La figurine du roi subsiste. Mais les autres pièces de l’échiquier perso-arabo-indien sont mal comprises par les joueurs européens. Le vizir est alors remplacé par la reine, les éléphants de guerre par les fous, les chars par les tours, tandis que les cavaliers et l’infanterie (les pions) sont conservés. Des variantes sont observées dans certaines régions en fonction du système politique en place. En Angleterre, les fous deviennent des évêques. Au XIVe siècle, Jacques de Cessoles décrira le fonctionnement de la société au travers des échecs, chaque pièce ayant sa place bien définie.

Les règles évoluent à la fin du XVe siècle. La reine gagne alors énormément en mouvement?

Jusque-là, la reine ne pouvait bouger que d’une case en diagonal, et le fou sauter de deux cases. Le changement intervient vers 1490 à Valence. Le premier traité décrivant ces innovations est signé par Vicent, puis copié par Lucena en Espagne et par Damiano en Italie. Ce nouveau «pouvoir» de la reine pourrait être en lien avec le règne d’Isabelle la Catholique (1474 à 1504). De fait, au XIIIe siècle déjà, le Livre des jeux du roi Alphonse X le Sage estimait que les échecs demandaient trop de temps pour être joués. Les nouvelles règles répondent donc à un véritable besoin des joueurs. Elles se sont répandues très vite et sont toujours valables aujourd’hui.

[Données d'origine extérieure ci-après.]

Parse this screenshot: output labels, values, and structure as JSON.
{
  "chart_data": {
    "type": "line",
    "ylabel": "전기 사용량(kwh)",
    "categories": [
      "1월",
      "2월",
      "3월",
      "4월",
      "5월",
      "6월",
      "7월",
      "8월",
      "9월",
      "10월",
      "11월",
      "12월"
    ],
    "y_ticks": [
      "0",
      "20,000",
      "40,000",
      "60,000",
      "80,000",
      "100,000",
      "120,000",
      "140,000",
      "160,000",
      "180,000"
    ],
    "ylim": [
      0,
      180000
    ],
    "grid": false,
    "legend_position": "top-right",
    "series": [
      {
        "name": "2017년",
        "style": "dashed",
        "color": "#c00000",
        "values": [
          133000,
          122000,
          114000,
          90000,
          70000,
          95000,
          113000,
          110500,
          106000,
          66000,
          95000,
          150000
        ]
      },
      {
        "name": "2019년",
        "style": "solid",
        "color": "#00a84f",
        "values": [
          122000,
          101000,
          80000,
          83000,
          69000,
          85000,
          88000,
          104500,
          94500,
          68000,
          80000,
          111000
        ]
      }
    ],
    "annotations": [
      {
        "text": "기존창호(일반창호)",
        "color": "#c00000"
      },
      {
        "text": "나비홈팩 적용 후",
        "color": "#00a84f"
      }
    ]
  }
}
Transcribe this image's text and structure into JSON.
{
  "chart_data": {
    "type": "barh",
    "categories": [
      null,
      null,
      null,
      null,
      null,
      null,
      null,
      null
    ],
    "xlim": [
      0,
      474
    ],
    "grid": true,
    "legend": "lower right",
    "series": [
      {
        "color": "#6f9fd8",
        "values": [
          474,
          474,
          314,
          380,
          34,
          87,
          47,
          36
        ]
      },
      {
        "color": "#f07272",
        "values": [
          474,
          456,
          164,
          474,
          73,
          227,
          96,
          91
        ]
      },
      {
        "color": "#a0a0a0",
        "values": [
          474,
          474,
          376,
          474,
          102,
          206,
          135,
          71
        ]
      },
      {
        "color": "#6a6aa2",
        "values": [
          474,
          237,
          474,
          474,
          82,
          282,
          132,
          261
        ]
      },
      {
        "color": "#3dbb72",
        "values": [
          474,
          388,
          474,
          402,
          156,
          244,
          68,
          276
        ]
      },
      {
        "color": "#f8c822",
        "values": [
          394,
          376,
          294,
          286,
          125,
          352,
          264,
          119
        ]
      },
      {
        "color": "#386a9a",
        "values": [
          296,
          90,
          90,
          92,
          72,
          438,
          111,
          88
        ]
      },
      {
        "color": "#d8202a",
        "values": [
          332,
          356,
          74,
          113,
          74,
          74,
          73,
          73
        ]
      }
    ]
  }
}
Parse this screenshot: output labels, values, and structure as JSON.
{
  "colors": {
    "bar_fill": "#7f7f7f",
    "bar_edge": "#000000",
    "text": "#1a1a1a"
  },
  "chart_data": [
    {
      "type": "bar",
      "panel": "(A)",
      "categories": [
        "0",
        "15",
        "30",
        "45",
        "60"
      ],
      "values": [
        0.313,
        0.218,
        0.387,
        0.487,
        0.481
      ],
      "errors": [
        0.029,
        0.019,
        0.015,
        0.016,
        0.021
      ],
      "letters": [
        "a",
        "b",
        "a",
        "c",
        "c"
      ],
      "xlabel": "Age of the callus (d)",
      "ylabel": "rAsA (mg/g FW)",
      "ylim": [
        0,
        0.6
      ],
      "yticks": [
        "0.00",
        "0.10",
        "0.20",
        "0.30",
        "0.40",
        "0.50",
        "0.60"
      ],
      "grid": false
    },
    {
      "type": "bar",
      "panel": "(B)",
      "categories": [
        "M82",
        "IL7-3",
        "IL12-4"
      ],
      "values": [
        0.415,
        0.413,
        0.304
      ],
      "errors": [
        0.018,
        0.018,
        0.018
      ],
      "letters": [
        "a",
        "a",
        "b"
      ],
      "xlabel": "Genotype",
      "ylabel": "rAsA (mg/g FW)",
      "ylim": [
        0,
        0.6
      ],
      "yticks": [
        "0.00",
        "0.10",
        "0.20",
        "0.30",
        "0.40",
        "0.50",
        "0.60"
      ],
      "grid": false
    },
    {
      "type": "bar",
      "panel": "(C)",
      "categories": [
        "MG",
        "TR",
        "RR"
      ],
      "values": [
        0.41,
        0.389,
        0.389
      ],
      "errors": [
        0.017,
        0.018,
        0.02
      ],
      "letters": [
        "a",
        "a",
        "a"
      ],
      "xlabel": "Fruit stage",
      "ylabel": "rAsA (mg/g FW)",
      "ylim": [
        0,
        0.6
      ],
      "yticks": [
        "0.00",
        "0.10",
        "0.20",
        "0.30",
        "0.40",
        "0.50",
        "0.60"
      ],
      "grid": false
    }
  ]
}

A travers l’histoire, les échecs ont séduit de nombreux chefs d’Etat. Comment expliquez-vous pareille fascination?

Ce qui fascinait les têtes couronnées, c’était surtout la symbolique du jeu. Les échecs, qui renvoyaient à des personnages bien réels, permettaient une identification, contrairement aux vulgaires pions de la marelle ou du trictrac. L’échiquier permettait aussi une approche courtoise, comme l’évoque au XVe siècle le poème catalan Scachs d’amor (Echecs d’amour). Mais au XVIIIe siècle cette fascination décline à la suite de critiques d’intellectuels comme Montaigne, qui jugent ce jeu peu ludique, chronophage et futile. Il faudra l’arrivée d’une nouvelle génération de joueurs, à l’esprit logique et réfléchi, pour que les échecs retrouvent leur attrait. Après la Révolution française, les échecs deviennent, avec le billard, les jeux phares de la bourgeoisie.